D’autres vont l’être sous peu, a assuré le 14 mai à l’occasion du Forum économique Qatar Saad al-Kaabi, le ministre de l'Énergie de l'émirat, qui dirige également le géant public des hydrocarbures
« Il s'agit de se mettre d'accord sur les termes, les conditions et les prix (...) mais il y a une énorme demande, que ce soit en Asie ou en Europe. Je pense que même l'Europe a réalisé qu'elle devait faire autrement pour garantir le long terme », a-t-il ajouté en référence à la pratique d'achat sur le marché comptant des pays européens. Ces derniers ont revu leur approche depuis qu’ils se sont détournés du gaz russe, en réaction à la guerre en Ukraine.

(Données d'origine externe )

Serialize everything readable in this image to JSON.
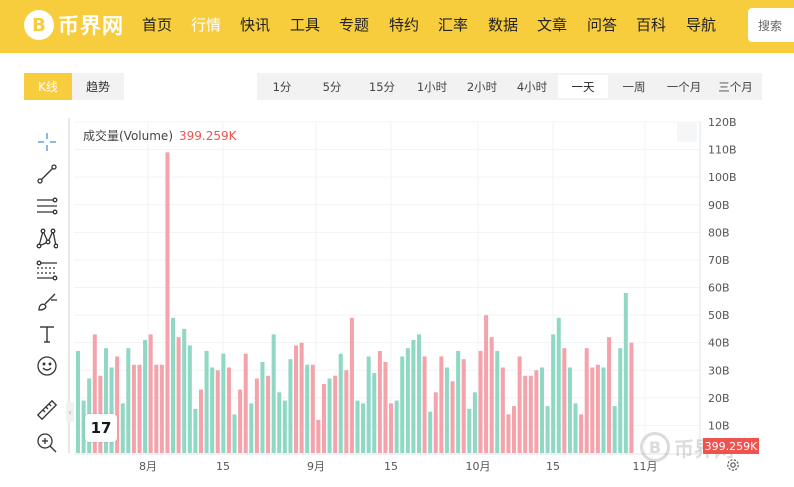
{
  "header": {
    "logo_glyph": "B",
    "logo_text": "币界网",
    "nav": [
      {
        "label": "首页",
        "active": false
      },
      {
        "label": "行情",
        "active": true
      },
      {
        "label": "快讯",
        "active": false
      },
      {
        "label": "工具",
        "active": false
      },
      {
        "label": "专题",
        "active": false
      },
      {
        "label": "特约",
        "active": false
      },
      {
        "label": "汇率",
        "active": false
      },
      {
        "label": "数据",
        "active": false
      },
      {
        "label": "文章",
        "active": false
      },
      {
        "label": "问答",
        "active": false
      },
      {
        "label": "百科",
        "active": false
      },
      {
        "label": "导航",
        "active": false
      }
    ],
    "search_label": "搜索"
  },
  "chart_tabs": [
    {
      "label": "K线",
      "active": true
    },
    {
      "label": "趋势",
      "active": false
    }
  ],
  "timeframes": [
    {
      "label": "1分",
      "active": false
    },
    {
      "label": "5分",
      "active": false
    },
    {
      "label": "15分",
      "active": false
    },
    {
      "label": "1小时",
      "active": false
    },
    {
      "label": "2小时",
      "active": false
    },
    {
      "label": "4小时",
      "active": false
    },
    {
      "label": "一天",
      "active": true
    },
    {
      "label": "一周",
      "active": false
    },
    {
      "label": "一个月",
      "active": false
    },
    {
      "label": "三个月",
      "active": false
    }
  ],
  "tools": [
    "crosshair-icon",
    "trend-line-icon",
    "parallel-lines-icon",
    "pattern-icon",
    "fib-levels-icon",
    "brush-icon",
    "text-icon",
    "emoji-icon",
    "ruler-icon",
    "zoom-in-icon"
  ],
  "tv_logo": "17",
  "watermark_text": "币界网",
  "colors": {
    "brand": "#f7cc3d",
    "up": "#8fd8c4",
    "down": "#f4a3aa",
    "price_badge": "#ef5350"
  },
  "chart_data": {
    "type": "bar",
    "legend_label": "成交量(Volume)",
    "legend_value": "399.259K",
    "last_value_label": "399.259K",
    "y_unit": "B",
    "ylim": [
      0,
      120
    ],
    "y_ticks": [
      "10B",
      "20B",
      "30B",
      "40B",
      "50B",
      "60B",
      "70B",
      "80B",
      "90B",
      "100B",
      "110B",
      "120B"
    ],
    "x_ticks": [
      "8月",
      "15",
      "9月",
      "15",
      "10月",
      "15",
      "11月"
    ],
    "grid": true,
    "series": [
      {
        "values": [
          37,
          19,
          27,
          43,
          28,
          38,
          31,
          35,
          18,
          38,
          32,
          32,
          41,
          43,
          32,
          32,
          109,
          49,
          42,
          45,
          39,
          16,
          23,
          37,
          31,
          30,
          36,
          31,
          14,
          23,
          36,
          18,
          27,
          33,
          28,
          43,
          22,
          19,
          34,
          39,
          40,
          32,
          32,
          12,
          25,
          27,
          28,
          36,
          30,
          49,
          19,
          18,
          35,
          29,
          37,
          33,
          18,
          19,
          35,
          38,
          41,
          43,
          35,
          15,
          22,
          35,
          31,
          26,
          37,
          34,
          16,
          22,
          37,
          50,
          42,
          37,
          31,
          14,
          17,
          35,
          28,
          28,
          30,
          31,
          17,
          43,
          49,
          38,
          31,
          18,
          14,
          38,
          31,
          32,
          31,
          42,
          17,
          38,
          58,
          40
        ]
      },
      {
        "directions": [
          "u",
          "u",
          "u",
          "d",
          "d",
          "u",
          "u",
          "d",
          "u",
          "u",
          "d",
          "d",
          "u",
          "d",
          "d",
          "d",
          "d",
          "u",
          "d",
          "u",
          "u",
          "u",
          "d",
          "u",
          "u",
          "d",
          "u",
          "d",
          "u",
          "d",
          "d",
          "u",
          "d",
          "u",
          "d",
          "u",
          "u",
          "u",
          "u",
          "d",
          "d",
          "u",
          "d",
          "d",
          "d",
          "u",
          "d",
          "u",
          "d",
          "d",
          "u",
          "u",
          "u",
          "u",
          "d",
          "d",
          "d",
          "u",
          "u",
          "u",
          "u",
          "u",
          "d",
          "u",
          "d",
          "d",
          "u",
          "d",
          "u",
          "d",
          "u",
          "u",
          "d",
          "d",
          "d",
          "u",
          "d",
          "d",
          "d",
          "d",
          "d",
          "d",
          "d",
          "u",
          "u",
          "u",
          "u",
          "d",
          "u",
          "u",
          "d",
          "d",
          "d",
          "d",
          "u",
          "d",
          "u",
          "u",
          "u",
          "d"
        ]
      }
    ]
  }
}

Actuellement, les principaux marchés du GNL qatari sont majoritairement en Chine, au Japon et en Corée du Sud. En 2023, la plus petite des monarchies du Golfe a exporté environ 81 Mt de GNL, dont 70 % des volumes à destination de l'Asie.
Pas d'inquiètude chez TotalEnergies
« Je ne suis pas inquiet, je pense qu'il y a une place, une place claire, pour le gaz dans la transition », a indiqué pour sa part le PDG de TotalEnergies, Patrick Pouyanné, qui intervenait aux côtés du ministre et du patron d'ExxonMobil, Darren Woods, au cours de la même conférence.
Le dirigeant français répètera une énième fois à propos du sujet sensible de la sortie des énergies fossiles (pétrole, charbon, gaz) que « les choses ne vont pas se passer en une nuit comme certains en rêvent, parce qu'encore une fois, la population augmente et la demande d'énergie aussi ».
Ces propos font écho à d’autres plus décomplexés, tenus il y a quelques jours par le PDG de Saudi Aramco, un des premiers producteurs de pétrole, lors du CERAWeek, grande conférence mondiale sur l’énergie : « nous devrions abandonner le fantasme de l’élimination progressive du pétrole et du gaz ».
Quant au surplus de production de GNL – que de plus en plus d’analystes questionnent –, « nous aurons d'ici 2027-2030 une offre assez importante », a répondu Patrick Pouyanné, investi dans de nombreux projets de GNL dans le monde.
Elle sera, a-t-il ajouté, un levier pour faire « baisser les prix » et attirer de « nouveaux clients », comme l'Inde, qui utilise actuellement le charbon pour faire tourner ses centrales. Ce pays dont l’UE voudrait faire un contrepoids à la puissante Chine, en train de se rapprocher sans le dissimuler de la Russie sur un axe visant à contrebalancer la puissance occidentale.